Addressing your question on cash runway: last year, our cash burn was about $68.5 million, averaging around $5.7 million per month. As we anticipate increased expenditures with the build-out of commercialization and manufacturing capabilities, we're making efforts to reduce expenditure in other areas. I reiterate our focus on evaluating options and our confidence in strengthening our balance sheet as we approach the planned launch of PRGN-2012.

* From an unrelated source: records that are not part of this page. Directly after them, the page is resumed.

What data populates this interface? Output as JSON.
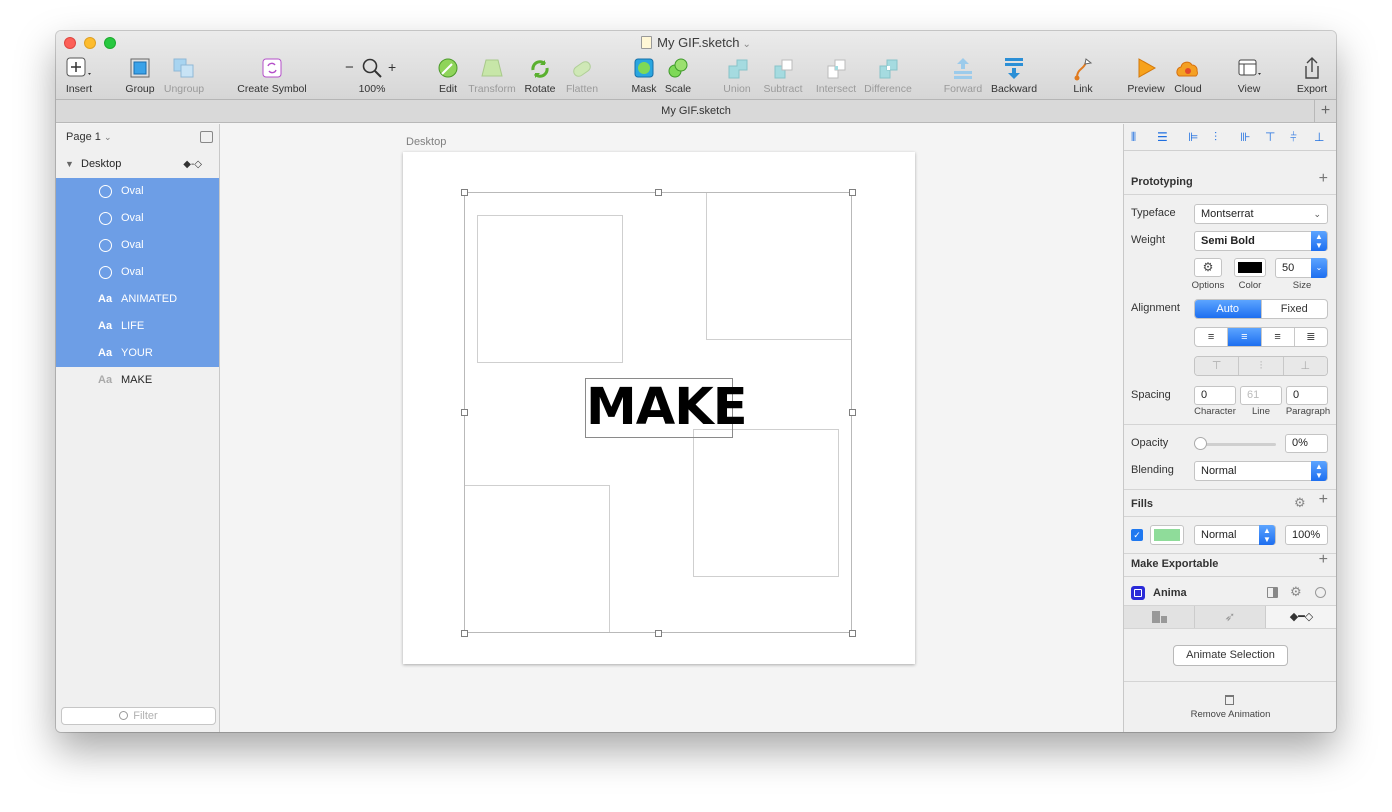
{
  "window": {
    "title": "My GIF.sketch",
    "tab_title": "My GIF.sketch"
  },
  "toolbar": [
    {
      "id": "insert",
      "label": "Insert",
      "icon": "plus-square-icon"
    },
    {
      "id": "group",
      "label": "Group",
      "icon": "group-icon"
    },
    {
      "id": "ungroup",
      "label": "Ungroup",
      "icon": "ungroup-icon"
    },
    {
      "id": "create-symbol",
      "label": "Create Symbol",
      "icon": "symbol-icon"
    },
    {
      "id": "zoom",
      "label": "100%",
      "icon": "magnifier-icon"
    },
    {
      "id": "edit",
      "label": "Edit",
      "icon": "edit-icon"
    },
    {
      "id": "transform",
      "label": "Transform",
      "icon": "transform-icon"
    },
    {
      "id": "rotate",
      "label": "Rotate",
      "icon": "rotate-icon"
    },
    {
      "id": "flatten",
      "label": "Flatten",
      "icon": "flatten-icon"
    },
    {
      "id": "mask",
      "label": "Mask",
      "icon": "mask-icon"
    },
    {
      "id": "scale",
      "label": "Scale",
      "icon": "scale-icon"
    },
    {
      "id": "union",
      "label": "Union",
      "icon": "union-icon"
    },
    {
      "id": "subtract",
      "label": "Subtract",
      "icon": "subtract-icon"
    },
    {
      "id": "intersect",
      "label": "Intersect",
      "icon": "intersect-icon"
    },
    {
      "id": "difference",
      "label": "Difference",
      "icon": "difference-icon"
    },
    {
      "id": "forward",
      "label": "Forward",
      "icon": "forward-icon"
    },
    {
      "id": "backward",
      "label": "Backward",
      "icon": "backward-icon"
    },
    {
      "id": "link",
      "label": "Link",
      "icon": "link-icon"
    },
    {
      "id": "preview",
      "label": "Preview",
      "icon": "play-icon"
    },
    {
      "id": "cloud",
      "label": "Cloud",
      "icon": "cloud-icon"
    },
    {
      "id": "view",
      "label": "View",
      "icon": "view-icon"
    },
    {
      "id": "export",
      "label": "Export",
      "icon": "export-icon"
    }
  ],
  "zoom_minus": "−",
  "zoom_plus": "+",
  "pages": {
    "current": "Page 1"
  },
  "layers": {
    "group_name": "Desktop",
    "items": [
      {
        "icon": "oval-icon",
        "name": "Oval",
        "selected": true
      },
      {
        "icon": "oval-icon",
        "name": "Oval",
        "selected": true
      },
      {
        "icon": "oval-icon",
        "name": "Oval",
        "selected": true
      },
      {
        "icon": "oval-icon",
        "name": "Oval",
        "selected": true
      },
      {
        "icon": "Aa",
        "name": "ANIMATED",
        "selected": true
      },
      {
        "icon": "Aa",
        "name": "LIFE",
        "selected": true
      },
      {
        "icon": "Aa",
        "name": "YOUR",
        "selected": true
      },
      {
        "icon": "Aa",
        "name": "MAKE",
        "selected": false
      }
    ],
    "filter_placeholder": "Filter"
  },
  "canvas": {
    "artboard_label": "Desktop",
    "text": "MAKE"
  },
  "inspector": {
    "prototyping": "Prototyping",
    "typeface_label": "Typeface",
    "typeface": "Montserrat",
    "weight_label": "Weight",
    "weight": "Semi Bold",
    "options_label": "Options",
    "color_label": "Color",
    "size_label": "Size",
    "size": "50",
    "text_color": "#000000",
    "alignment_label": "Alignment",
    "alignment_modes": [
      "Auto",
      "Fixed"
    ],
    "spacing_label": "Spacing",
    "character": "0",
    "line": "61",
    "paragraph": "0",
    "character_label": "Character",
    "line_label": "Line",
    "paragraph_label": "Paragraph",
    "opacity_label": "Opacity",
    "opacity": "0%",
    "blending_label": "Blending",
    "blending": "Normal",
    "fills": "Fills",
    "fill_blend": "Normal",
    "fill_opacity": "100%",
    "fill_color": "#8fdc9a",
    "make_exportable": "Make Exportable",
    "anima": "Anima",
    "animate_selection": "Animate Selection",
    "remove_animation": "Remove Animation"
  }
}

I see no further questions. Lester, let's return to Helen for her closing remarks.
Thank you, operator, and thank you to everyone who joined us for our update call today. As you can see, 2024 is poised to be a transformative year for us at Precigen, especially as we transition from a clinical to a commercial company. With pivotal Phase 2 data underway and plans to submit a BLA in the second half of this year, we are aiming to provide health solutions for patient populations that currently lack alternatives and drive shareholder value. We look forward to further communication in the coming weeks and months. Thank you once again for joining us.
Ladies and gentlemen, this concludes today's conference call. Thank you for joining. You may now disconnect.